Niemandem ist die große Internetkrise 2001 so auf den Magen geschlagen, wie den Online-Anbietern von Lebensmitteln. Eine der größten Pleiten legte Webvan hin. Von einem Tag auf den anderen verschwanden die netten Lieferwagen des Onlinehändlers von der Straße. Das meiste Geld aber steckte in großen Verteilzentren, deren Überreste anschließend bei Ebay versteigert werden mussten.
Seitdem gilt das Lebensmittelgeschäft im Internet als schwierig. Und selbst in den USA, wo praktisch alles übers Internet verkauft wird, haben nur wenige, meist regional begrenzte Unternehmen, überlebt. Neben vielen anderen Ursachen, waren es vor allen Dingen die enormen Logistikkosten, die für die enormen Verluste verantwortlich waren.
Amazon geht jetzt mit seinen Partnern einen anderen Weg. Die Lebensmittel werden über die gleichen Logistik-Infrastrukturen vertrieben, wie alle anderen Produkte bei Amazon. Das sichert im Übrigen auch die kostenfreie Zustellung bei einem Warenwert von über 25 US $. Ob dies nach dem Betatest weiter funktioniert, bleibt abzuwarten. Für mich ist das ganze noch nicht der große Durchbruch. Die Beschränkung auf die Trockenprodukte ist nur für Leute interessant, die sich dauerhaft für Thunfisch aus der Dose entscheiden.

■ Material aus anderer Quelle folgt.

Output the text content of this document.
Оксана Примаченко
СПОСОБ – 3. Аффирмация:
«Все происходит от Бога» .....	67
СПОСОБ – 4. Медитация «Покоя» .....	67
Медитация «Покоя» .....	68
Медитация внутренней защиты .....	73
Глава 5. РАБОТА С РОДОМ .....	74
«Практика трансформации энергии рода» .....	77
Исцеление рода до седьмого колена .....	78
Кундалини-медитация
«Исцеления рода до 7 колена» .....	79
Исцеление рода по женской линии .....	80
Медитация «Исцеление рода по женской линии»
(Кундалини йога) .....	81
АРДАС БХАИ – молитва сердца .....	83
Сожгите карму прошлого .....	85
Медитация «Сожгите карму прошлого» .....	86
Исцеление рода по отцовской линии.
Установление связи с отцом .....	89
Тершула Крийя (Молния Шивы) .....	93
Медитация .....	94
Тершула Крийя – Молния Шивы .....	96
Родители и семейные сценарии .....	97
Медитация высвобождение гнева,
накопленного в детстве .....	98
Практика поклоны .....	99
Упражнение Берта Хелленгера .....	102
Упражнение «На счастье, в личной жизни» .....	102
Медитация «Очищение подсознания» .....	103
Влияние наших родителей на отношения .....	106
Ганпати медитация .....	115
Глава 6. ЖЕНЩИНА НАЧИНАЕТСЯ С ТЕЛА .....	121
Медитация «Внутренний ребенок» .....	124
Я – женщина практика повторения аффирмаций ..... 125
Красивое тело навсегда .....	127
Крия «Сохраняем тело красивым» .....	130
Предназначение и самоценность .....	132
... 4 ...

Man kann die ganze Sache mit den Online-Lebensmitteln aber auch anders anpacken. Das hat Tesco, die führende Supermarktkette aus Großbritannien, gezeigt. Der Onlineumsatz mit Lebensmitteln dürfte bei Tesco etwa eine Milliarde Pfund im letzten Jahr betragen haben. Mit circa 170.000 Bestellungen pro Woche ist Tesco mit Abstand der weltweit größte Onlinehändler bei Lebensmitteln.
Inzwischen vertreibt Tesco über seine Onlineshops auch praktisch alles, was auch sonst im Geschäft verkauft wird. Neben Kleidung, Reisen gibt es dort auch Musikdownloads, Gas und Elektrizität zu kaufen. Für die Auslieferung der Lebensmittel leistet sich Tesco eine eigene Flotte von Lieferwagen. Ansonsten wird aber die bestehende Logistik der Supermarktkette genutzt. Selbst die einzelnen Kommissionen werden im jeweiligen Supermarkt zusammengestellt und in den Umkreis ausgeliefert. Das hat geholfen, die Logistikkosten niedrig zu halten. Allein im ersten Halbjahr 2005 konnte ein Gewinn von 21 Millionen Pfund verzeichnet werden. Das Vorbild von Tesco macht Schule. Inzwischen hat Sainsbury seine verlustreiche Strategie aufgegeben, den Onlinehandel über eine eigene Logistik mit zentralen Verteilcentern abzuwickeln.
Trotz der enormen Erfolge von Tesco ist der Onlinehandel mit Lebensmitteln bis heute weitgehend eine britische Spezialität geblieben. Hieran wird der neueste Versuch von Amazon nichts ändern. Was ist schließlich ein fünf Kilo Päckchen von Amazon mit Haferflocken gegen eine komplette Wochenration, die Tesco theoretisch jedem englischen Haushalt vor die Haustür stellen kann.